開演前から視界が白く曇るくらいに立ち込めるZepp Tokyoの熱気を、「他のお客様のご迷惑となりますモッシュ、ダイブ、痴漢、スリ、置き引き、空手は禁止となっております。特に空手は禁止となっております! 客席内での瓦割り、バット折り、正拳突きなどの行為も絶対にお止めください。また、会場内での道着の着用は、主催者のOKが出ております!」とアルバム・タイトルにちなんだ陰アナがさらに煽ったところで、いざ開演! スーツ姿の川上がハンドマイクで歌い上げる『Me No Do Karate.』のオープニング・ナンバー“Rise”の鮮烈なファルセットと白井/磯部/庄村が巻き起こす灼熱のダンス・グルーヴが轟々とシンガロングを噴き上がらせ、あっという間にZepp Tokyoを情熱の爆心地へ塗り替えていく。“Burger Queen”を挟んで流れ込んだ“Stimulator”の爆走感! さらにそのまま“Rocknrolla!”“Waitress, Waitress!”と鉄壁のライブ・アンセムを連射! 「Zepp Tokyo! 最高の夜にしようぜ!」「踊り狂っちゃってください!」と川上が呼びかければ「まだまだお前らそんなもんじゃねえだろ!」と磯部がさらに煽り倒し、気づけばあたり一面むせ返るような熱気に包まれている。徒手空拳のロックンロールで自分たちの未来を切り開いていく、と細胞ひとつひとつに至るまで信じ抜いている者だけが描き出せる、爽快にして途方もないロマンの形が、この日の[Champagne]のライブには確かにあった。

[Champagne] @ Zepp Tokyo
“Grand Daddy”から“Ho!”“Yeah Yeah Yeah”“言え”へと切れ味鋭いナンバーを息つく間もなく畳み掛け、“Revolution, My Friend”のスリリングにうねるビートでフロアを揺さぶってみせた後、「いやーっはっはっは、楽しい! 昨日もすげえ楽しかったけど、比べもんにならないくらいすでに楽しいです!」と川上。「毎回最高って言ってるんですけど、ツアーだと。そりゃそうですよね、だって昨日を超えようと思ってるわけですから、こっちはね。昨日より楽しいことしたいと思ってるから。もう、みなさんも超えてます(笑)」という言葉が、熱い歓声を巻き起こしていく。「Zepp Tokyo 2日間できるとは思ってなかったからね……嬉しいです! ヒロ(磯部)がちょっと泣きそうなので(笑)、次の曲はそんな寛之くんのために歌おうと思います」という川上のMCに続いて披露されたのはもちろん、ハード・バラードの名曲“涙がこぼれそう”。“Travel”“Wanna Get Out”など『Me No Do Karate.』の11曲をアンコールまで含め全曲セットリストに盛り込みつつ、[Champagne]の音楽が持つ爆発力と色彩感をあらゆる角度から提示していくような、実にアグレッシブなアクトだった。そして、ミステリアスなシーケンスとともに雪崩れ込んだ“Kick&Spin”での、圧巻の高揚感! タイトに、パワフルに、聴く者すべてを狂騒の果てへと突き動かしていく庄村&磯部のリズム。目映いほどの熱量と輝度に満ちて響く白井のギター・サウンド。そして、オーディエンスの心をひとり残らず震わせて回るような川上の絶唱。リミッター外れたようなフロアの躍動感が、さらに刻一刻と激しさを増していく。

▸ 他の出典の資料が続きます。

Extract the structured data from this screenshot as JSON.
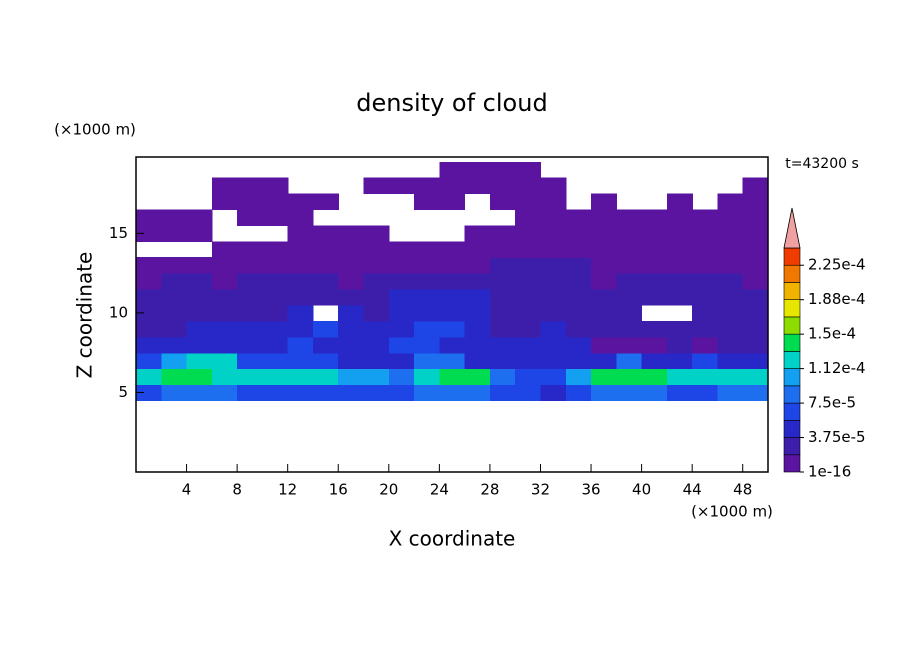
{
  "chart_data": {
    "type": "contour",
    "title": "density of cloud",
    "x_label": "X coordinate",
    "y_label": "Z coordinate",
    "x_unit": "(×1000 m)",
    "y_unit": "(×1000 m)",
    "time_label": "t=43200 s",
    "xlim": [
      0,
      50
    ],
    "ylim": [
      0,
      19.8
    ],
    "xticks": [
      4,
      8,
      12,
      16,
      20,
      24,
      28,
      32,
      36,
      40,
      44,
      48
    ],
    "yticks": [
      5,
      10,
      15
    ],
    "x": [
      1,
      3,
      5,
      7,
      9,
      11,
      13,
      15,
      17,
      19,
      21,
      23,
      25,
      27,
      29,
      31,
      33,
      35,
      37,
      39,
      41,
      43,
      45,
      47,
      49
    ],
    "y": [
      5,
      6,
      7,
      8,
      9,
      10,
      11,
      12,
      13,
      14,
      15,
      16,
      17,
      18,
      19
    ],
    "z": [
      [
        6.5e-05,
        8.5e-05,
        8.5e-05,
        8.5e-05,
        6.5e-05,
        6.5e-05,
        6.5e-05,
        6.5e-05,
        6.5e-05,
        6.5e-05,
        6.5e-05,
        8.5e-05,
        8.5e-05,
        8.5e-05,
        6.5e-05,
        6.5e-05,
        4.5e-05,
        6.5e-05,
        8.5e-05,
        8.5e-05,
        8.5e-05,
        6.5e-05,
        6.5e-05,
        8.5e-05,
        8.5e-05
      ],
      [
        0.00012,
        0.00014,
        0.00014,
        0.00012,
        0.00012,
        0.00012,
        0.00012,
        0.00012,
        0.000105,
        0.000105,
        8.5e-05,
        0.00012,
        0.00014,
        0.00014,
        8.5e-05,
        6.5e-05,
        6.5e-05,
        0.000105,
        0.00014,
        0.00014,
        0.00014,
        0.00012,
        0.00012,
        0.00012,
        0.00012
      ],
      [
        6.5e-05,
        0.000105,
        0.00012,
        0.00012,
        6.5e-05,
        6.5e-05,
        6.5e-05,
        6.5e-05,
        4.5e-05,
        4.5e-05,
        4.5e-05,
        8.5e-05,
        8.5e-05,
        4.5e-05,
        4.5e-05,
        4.5e-05,
        4.5e-05,
        4.5e-05,
        4.5e-05,
        8.5e-05,
        4.5e-05,
        4.5e-05,
        6.5e-05,
        4.5e-05,
        4.5e-05
      ],
      [
        4.5e-05,
        4.5e-05,
        4.5e-05,
        4.5e-05,
        4.5e-05,
        4.5e-05,
        6.5e-05,
        4.5e-05,
        4.5e-05,
        4.5e-05,
        6.5e-05,
        6.5e-05,
        4.5e-05,
        4.5e-05,
        4.5e-05,
        4.5e-05,
        4.5e-05,
        4.5e-05,
        1e-05,
        1e-05,
        1e-05,
        2.5e-05,
        1e-05,
        2.5e-05,
        2.5e-05
      ],
      [
        2.5e-05,
        2.5e-05,
        4.5e-05,
        4.5e-05,
        4.5e-05,
        4.5e-05,
        4.5e-05,
        6.5e-05,
        4.5e-05,
        4.5e-05,
        4.5e-05,
        6.5e-05,
        6.5e-05,
        4.5e-05,
        2.5e-05,
        2.5e-05,
        4.5e-05,
        2.5e-05,
        2.5e-05,
        2.5e-05,
        2.5e-05,
        2.5e-05,
        2.5e-05,
        2.5e-05,
        2.5e-05
      ],
      [
        2.5e-05,
        2.5e-05,
        2.5e-05,
        2.5e-05,
        2.5e-05,
        2.5e-05,
        4.5e-05,
        null,
        4.5e-05,
        2.5e-05,
        4.5e-05,
        4.5e-05,
        4.5e-05,
        4.5e-05,
        2.5e-05,
        2.5e-05,
        2.5e-05,
        2.5e-05,
        2.5e-05,
        2.5e-05,
        null,
        null,
        2.5e-05,
        2.5e-05,
        2.5e-05
      ],
      [
        2.5e-05,
        2.5e-05,
        2.5e-05,
        2.5e-05,
        2.5e-05,
        2.5e-05,
        2.5e-05,
        2.5e-05,
        2.5e-05,
        2.5e-05,
        4.5e-05,
        4.5e-05,
        4.5e-05,
        4.5e-05,
        2.5e-05,
        2.5e-05,
        2.5e-05,
        2.5e-05,
        2.5e-05,
        2.5e-05,
        2.5e-05,
        2.5e-05,
        2.5e-05,
        2.5e-05,
        2.5e-05
      ],
      [
        1e-05,
        2.5e-05,
        2.5e-05,
        1e-05,
        2.5e-05,
        2.5e-05,
        2.5e-05,
        2.5e-05,
        1e-05,
        2.5e-05,
        2.5e-05,
        2.5e-05,
        2.5e-05,
        2.5e-05,
        2.5e-05,
        2.5e-05,
        2.5e-05,
        2.5e-05,
        1e-05,
        2.5e-05,
        2.5e-05,
        2.5e-05,
        2.5e-05,
        2.5e-05,
        1e-05
      ],
      [
        1e-05,
        1e-05,
        1e-05,
        1e-05,
        1e-05,
        1e-05,
        1e-05,
        1e-05,
        1e-05,
        1e-05,
        1e-05,
        1e-05,
        1e-05,
        1e-05,
        2.5e-05,
        2.5e-05,
        2.5e-05,
        2.5e-05,
        1e-05,
        1e-05,
        1e-05,
        1e-05,
        1e-05,
        1e-05,
        1e-05
      ],
      [
        null,
        null,
        null,
        1e-05,
        1e-05,
        1e-05,
        1e-05,
        1e-05,
        1e-05,
        1e-05,
        1e-05,
        1e-05,
        1e-05,
        1e-05,
        1e-05,
        1e-05,
        1e-05,
        1e-05,
        1e-05,
        1e-05,
        1e-05,
        1e-05,
        1e-05,
        1e-05,
        1e-05
      ],
      [
        1e-05,
        1e-05,
        1e-05,
        null,
        null,
        null,
        1e-05,
        1e-05,
        1e-05,
        1e-05,
        null,
        null,
        null,
        1e-05,
        1e-05,
        1e-05,
        1e-05,
        1e-05,
        1e-05,
        1e-05,
        1e-05,
        1e-05,
        1e-05,
        1e-05,
        1e-05
      ],
      [
        1e-05,
        1e-05,
        1e-05,
        null,
        1e-05,
        1e-05,
        1e-05,
        null,
        null,
        null,
        null,
        null,
        null,
        null,
        null,
        1e-05,
        1e-05,
        1e-05,
        1e-05,
        1e-05,
        1e-05,
        1e-05,
        1e-05,
        1e-05,
        1e-05
      ],
      [
        null,
        null,
        null,
        1e-05,
        1e-05,
        1e-05,
        1e-05,
        1e-05,
        null,
        null,
        null,
        1e-05,
        1e-05,
        null,
        1e-05,
        1e-05,
        1e-05,
        null,
        1e-05,
        null,
        null,
        1e-05,
        null,
        1e-05,
        1e-05
      ],
      [
        null,
        null,
        null,
        1e-05,
        1e-05,
        1e-05,
        null,
        null,
        null,
        1e-05,
        1e-05,
        1e-05,
        1e-05,
        1e-05,
        1e-05,
        1e-05,
        1e-05,
        null,
        null,
        null,
        null,
        null,
        null,
        null,
        1e-05
      ],
      [
        null,
        null,
        null,
        null,
        null,
        null,
        null,
        null,
        null,
        null,
        null,
        null,
        1e-05,
        1e-05,
        1e-05,
        1e-05,
        null,
        null,
        null,
        null,
        null,
        null,
        null,
        null,
        null
      ]
    ],
    "colorbar": {
      "levels": [
        1e-16,
        1.875e-05,
        3.75e-05,
        5.625e-05,
        7.5e-05,
        9.375e-05,
        0.0001125,
        0.00013125,
        0.00015,
        0.00016875,
        0.0001875,
        0.00020625,
        0.000225,
        0.00024375
      ],
      "colors": [
        "#5a14a0",
        "#3c1eaa",
        "#2828c8",
        "#1e46e6",
        "#1e6ef0",
        "#14a0f0",
        "#00d2c8",
        "#00dc50",
        "#8cdc00",
        "#e6e600",
        "#f0b400",
        "#f07800",
        "#f03c00"
      ],
      "extend_color": "#f0a0a0",
      "ticks": [
        {
          "value": 1e-16,
          "label": "1e-16"
        },
        {
          "value": 3.75e-05,
          "label": "3.75e-5"
        },
        {
          "value": 7.5e-05,
          "label": "7.5e-5"
        },
        {
          "value": 0.0001125,
          "label": "1.12e-4"
        },
        {
          "value": 0.00015,
          "label": "1.5e-4"
        },
        {
          "value": 0.0001875,
          "label": "1.88e-4"
        },
        {
          "value": 0.000225,
          "label": "2.25e-4"
        }
      ]
    }
  }
}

「めっちゃ楽しいわ! ごめん、たぶんみんなより楽しんでます!」と、満場のフロアを見回して川上が語りかける。「2005年にはそこ(フロア)にいたからね。ヒロもそこら辺にいて、プライマル・スクリームのライブを見てて……」と、2005年のプライマル・スクリーム来日公演の思い出を語る川上。奇しくも今月5日にはまさにそのプライマルのサポート・アクトを務めたばかりの[Champagne]。ロックンロールに魂を揺さぶられ、ロックンロールの中へ自ら飛び込んだ「原点」と、今や日本のロックンロール・シーンを牽引する存在にまで成長した4人の「今」が交錯する。「ステージから見てて、そこに加わりたくなります。それぐらい、みんなの今日の顔は素晴らしいです!」という川上の言葉でフロアの温度がさらに高まったところで、“This Is Teenage”からライブは終幕へと向かう。《この場所で この乱れた時代で 傷付きながら 己の歌を刻んでいく》という真摯な闘志をこの上なく晴れやかなメロディとビートで打ち鳴らしていく“Starrrrrrr”が会場一丸のシンガロングを生み、『Me No Do Karate.』のラスト・ナンバー“Plus Altra”の雄大なサウンドスケープが勢いよく加速して——本編終了。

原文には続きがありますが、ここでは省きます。